Minimize cognitive footprint
Time to read
, 736 words, 5th grade
Cognitive footprint is the sum of cognitive load over the life of the item in question. This may be an application, a framework, a project, a process, or something else.
Cognitive footprint is the area under the cognitive load curve.
You can think of cognitive footprint as the boot on your neck crushing the life out of you bit by bit. It is a measure of how much effort (time, money) you will have to invest to achieve your goal.
Cognitive footprint is important in many enterprises. It appears in many forms. Too few people stop to consider its effects.
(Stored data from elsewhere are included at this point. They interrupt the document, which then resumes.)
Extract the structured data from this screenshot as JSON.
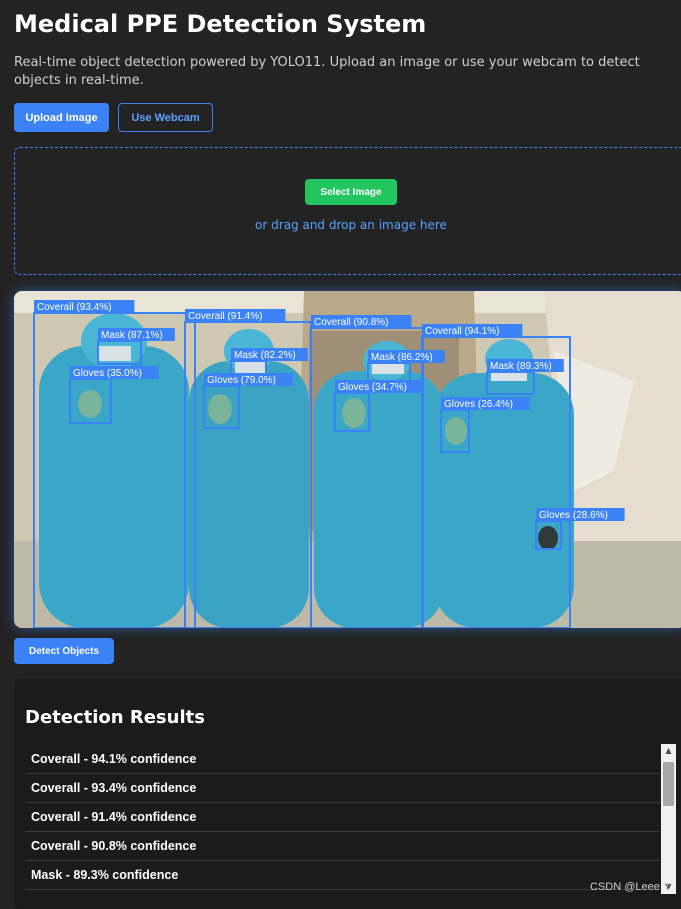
{
  "header": {
    "title": "Medical PPE Detection System",
    "subtitle": "Real-time object detection powered by YOLO11. Upload an image or use your webcam to detect objects in real-time."
  },
  "controls": {
    "upload_label": "Upload Image",
    "webcam_label": "Use Webcam"
  },
  "dropzone": {
    "select_label": "Select Image",
    "hint": "or drag and drop an image here"
  },
  "image": {
    "detections": [
      {
        "label": "Coverall (93.4%)"
      },
      {
        "label": "Coverall (91.4%)"
      },
      {
        "label": "Coverall (90.8%)"
      },
      {
        "label": "Coverall (94.1%)"
      },
      {
        "label": "Mask (87.1%)"
      },
      {
        "label": "Mask (82.2%)"
      },
      {
        "label": "Mask (86.2%)"
      },
      {
        "label": "Mask (89.3%)"
      },
      {
        "label": "Gloves (35.0%)"
      },
      {
        "label": "Gloves (79.0%)"
      },
      {
        "label": "Gloves (34.7%)"
      },
      {
        "label": "Gloves (26.4%)"
      },
      {
        "label": "Gloves (28.6%)"
      }
    ]
  },
  "detect_label": "Detect Objects",
  "results": {
    "title": "Detection Results",
    "items": [
      "Coverall - 94.1% confidence",
      "Coverall - 93.4% confidence",
      "Coverall - 91.4% confidence",
      "Coverall - 90.8% confidence",
      "Mask - 89.3% confidence"
    ]
  },
  "watermark": "CSDN @Leee Y",
  "colors": {
    "accent": "#3b82f6",
    "success": "#22c55e",
    "background": "#232323",
    "box": "#3b82f6",
    "ppe": "#3aa7c9"
  }
}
Cognitive footprint determines in part the Return on Investment (ROI). This is because it is a large factor in Total Cost of Ownership (TCO).
It is true whenever you choose between different approaches. Or services, frameworks, architectures. Or whatever. And that determines profitability.
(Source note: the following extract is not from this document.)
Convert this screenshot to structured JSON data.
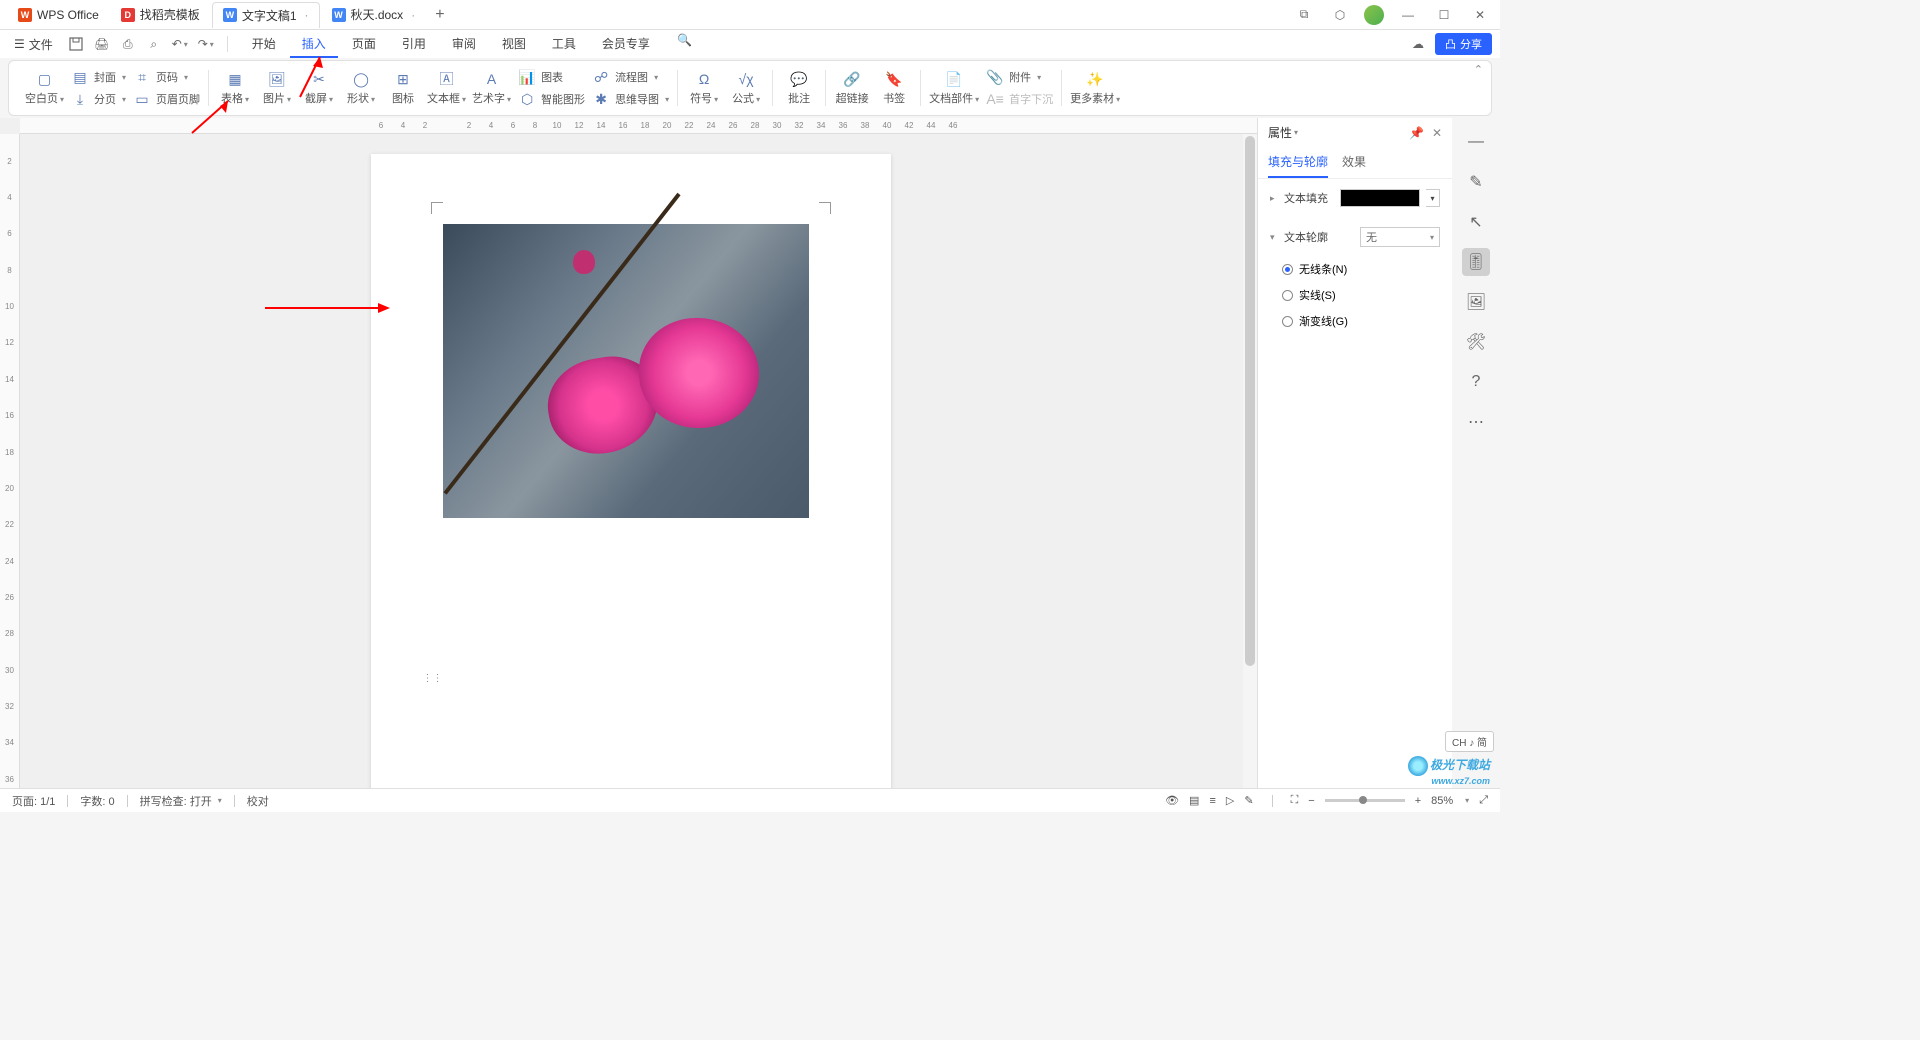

The questions we should be asking are:
- How much cognitive effort (hence time and money) will we need to invest to create this thing?
- How much cognitive effort (hence time and money) will we need to maintain it?
- How much cognitive effort (hence time and money) will we need to retire it?
In short, how much mental energy (brain work) will we have to invest over the lifetime of this thing?
When we choose a new framework, library, service, or language, too often we contrast the price vs. the benefits and nothing else. We forget to investigate:
- How hard is it to learn to use it?
- How hard is it to use it?
- How long will it take to train up users?
- Are skilled users readily available? Do we have any? How expensive are they? How rapid is their turnover?
- Is there documentation? How good is it?
- How rapidly is it changing? How much effort must we invest to keep up with those changes?
- How hard will it be to replace it with something else at end of life?
We should consider all the things that affect cognitive footprint. Letʼs not overlook how hard it will be to find trained workers. Or how hard it will be to train them internally. And then how hard it will be to keep those workers and to keep that training current.
For learners, cognitive footprint determines the time and effort needed to learn the skill. And it determines how much of our working day we will need to devote to maintaining that skill.
And it is not only a matter of the cognitive footprint involved. We should also be asking both do we need it and do we need it now? Best to learn just in time.
It goes well beyond choosing the right language, framework, service, etc. How you write your code is as important.
Do you make your intentions clear? Can you keep it simple? Did you use the least power? Will you plan properly and do it right the first time? Are you coding just in time or have you gotten way ahead of yourself?
The previous Craft Code methods have all been leading to this one.
Minimizing cognitive footprint means writing easier to understand code. That means creating fewer bugs. It means easier maintenance and evolution. It means limiting features to the necessary ones — avoiding feature creep. It means a design, both visual and mechanical, in which every item has a purpose.
In short: as simple as it can be, but no simpler. Put another way:
Minimizing cognitive footprint is about making everything we do much, much easier.
Hence, it is great for developer experience (DX) as well. And it benefits the bottom line for both the business and the end user. Nice! Itʼs win-win-win!
We recommend that you keep cognitive footprint in mind in everything you do. It is more than the cognitive load of this moment. Itʼs the sum of that load — the footprint — over the life of the evolution, whatever that evolution may be.
Look down those paths before you tread them. Then choose the shortest, simplest, easiest path that still gets you to your desired destination.